Fidelity Investments has been knocked from its top slot as the number one distributor and mutual fund provider by a decline in the number of investors using 401(k) plans, increasing unemployment and an aging population.
This week Cogent Research released its 2010 Investor Brandscape report, a self-reported survey of 4,000 affluent and high net worth investors in the United States who revealed their perceptions about distributors and mutual funds. Based on the report, Fidelity fell to number two behind Charles Schwab in the top ten distributor rankings, and number two behind Vanguard in the top ten mutual fund rankings. The report is based on a representative survey of 4,000 affluent and high net-worth investors in the United States.

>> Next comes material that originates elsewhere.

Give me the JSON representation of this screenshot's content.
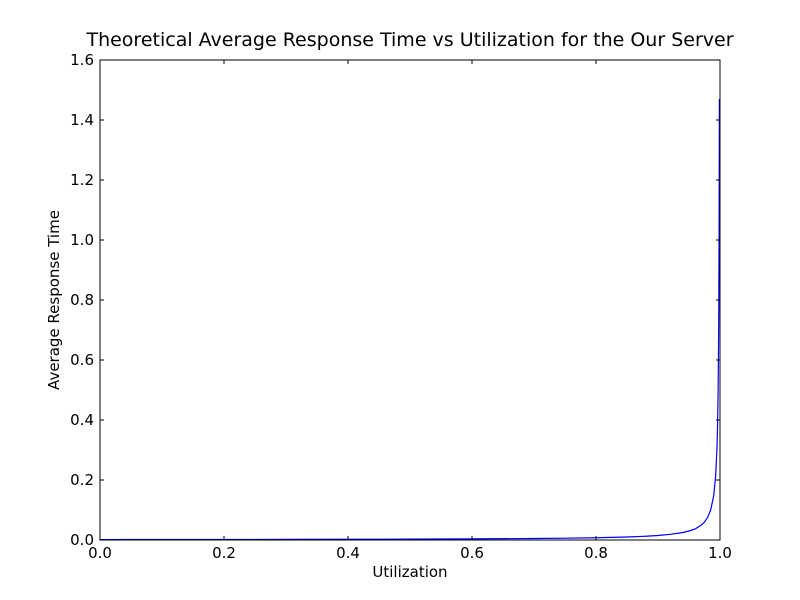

Part of the challenge for Fidelity is that for the first time ever, affluent investors are reporting having more dollars allocated to individual retirement accounts than to employer-sponsored retirement plans. Meredith Lloyd Rice, an author of the report, said in a phone interview on Thursday that 40% of Fidelity’s mutual fund customers hold those funds through employee-sponsored retirement plans. That is proving to be a disadvantage to Fidelity if participation in those plans decrease. In the meantime, 30% of rival Vanguard’s mutual fund customers invest in those funds through employee-sponsored retirement plans, while only 14% of Charles Schwab mutual fund customers invest through employee-sponsored retirement plans.